La demanderesse étant la partie perdante, elle doit supporter la taxe d’opposition ainsi que les frais exposés par l’opposante aux fins de la présente procédure.
Conformément à l’article 109, paragraphe 1 et (7) du RMUE et à l’article 18, paragraphe 1, point c) i), du REMUE, les frais à payer à l’opposante sont la taxe d’opposition et les frais de représentation, qui sont fixés sur la base du taux maximal qui y est fixé.
De la division d’opposition
Enrico D’ERRICO Gracia TORDESILLAS Cynthia DEN Dekker MARTÍNEZ
Conformément à l’article 67 du RMUE, toute partie peut recourir contre cette décision pour autant que cette dernière n’ait pas fait droit à ses prétentions.

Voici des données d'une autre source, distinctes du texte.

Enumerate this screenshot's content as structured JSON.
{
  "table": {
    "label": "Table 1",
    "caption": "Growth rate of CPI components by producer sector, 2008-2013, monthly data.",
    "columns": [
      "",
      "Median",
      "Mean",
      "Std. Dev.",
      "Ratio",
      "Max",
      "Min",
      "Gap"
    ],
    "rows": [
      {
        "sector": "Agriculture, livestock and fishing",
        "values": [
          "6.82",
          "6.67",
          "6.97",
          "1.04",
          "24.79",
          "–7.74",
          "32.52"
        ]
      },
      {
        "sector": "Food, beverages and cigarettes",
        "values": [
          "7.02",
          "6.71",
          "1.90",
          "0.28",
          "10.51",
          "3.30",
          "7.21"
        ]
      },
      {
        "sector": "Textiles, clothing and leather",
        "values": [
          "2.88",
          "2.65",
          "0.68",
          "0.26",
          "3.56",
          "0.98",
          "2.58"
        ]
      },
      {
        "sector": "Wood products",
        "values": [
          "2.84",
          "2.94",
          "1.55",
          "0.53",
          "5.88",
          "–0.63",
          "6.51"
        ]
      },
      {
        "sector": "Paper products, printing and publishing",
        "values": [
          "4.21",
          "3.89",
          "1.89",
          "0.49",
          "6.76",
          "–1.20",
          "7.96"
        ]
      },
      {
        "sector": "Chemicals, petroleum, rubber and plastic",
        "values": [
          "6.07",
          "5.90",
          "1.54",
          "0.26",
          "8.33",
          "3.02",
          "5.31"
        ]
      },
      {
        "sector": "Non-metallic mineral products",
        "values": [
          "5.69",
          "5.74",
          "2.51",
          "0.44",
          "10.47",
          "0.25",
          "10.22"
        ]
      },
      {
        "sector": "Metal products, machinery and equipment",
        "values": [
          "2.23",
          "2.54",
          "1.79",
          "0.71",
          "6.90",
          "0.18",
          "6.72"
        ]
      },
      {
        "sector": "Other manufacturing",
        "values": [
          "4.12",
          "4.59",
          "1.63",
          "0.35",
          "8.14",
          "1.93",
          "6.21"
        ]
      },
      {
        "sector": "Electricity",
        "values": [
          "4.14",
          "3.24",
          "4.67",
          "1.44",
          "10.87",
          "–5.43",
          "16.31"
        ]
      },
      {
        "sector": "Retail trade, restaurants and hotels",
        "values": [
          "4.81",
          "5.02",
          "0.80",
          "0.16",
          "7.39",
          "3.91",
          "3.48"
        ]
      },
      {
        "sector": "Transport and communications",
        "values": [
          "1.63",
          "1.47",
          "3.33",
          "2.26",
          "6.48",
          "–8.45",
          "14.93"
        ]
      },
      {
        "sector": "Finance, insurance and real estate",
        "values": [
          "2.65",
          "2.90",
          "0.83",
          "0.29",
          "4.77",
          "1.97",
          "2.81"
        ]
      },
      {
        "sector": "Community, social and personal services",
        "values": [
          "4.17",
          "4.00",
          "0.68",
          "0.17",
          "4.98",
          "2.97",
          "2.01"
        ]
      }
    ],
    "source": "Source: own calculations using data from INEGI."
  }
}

Conformément à l’article 68 du RMUE, le recours doit être formé par écrit auprès de l’Office dans un délai de deux mois à compter du jour de la notification de la présente décision. L’acte de recours est déposé dans la langue de procédure de la décision attaquée. En outre, un mémoire exposant les motifs du recours doit être déposé par écrit dans un délai de quatre mois à compter de cette date. Le recours n’est considéré comme formé qu’après paiement de la taxe de recours d’un montant de 720 EUR.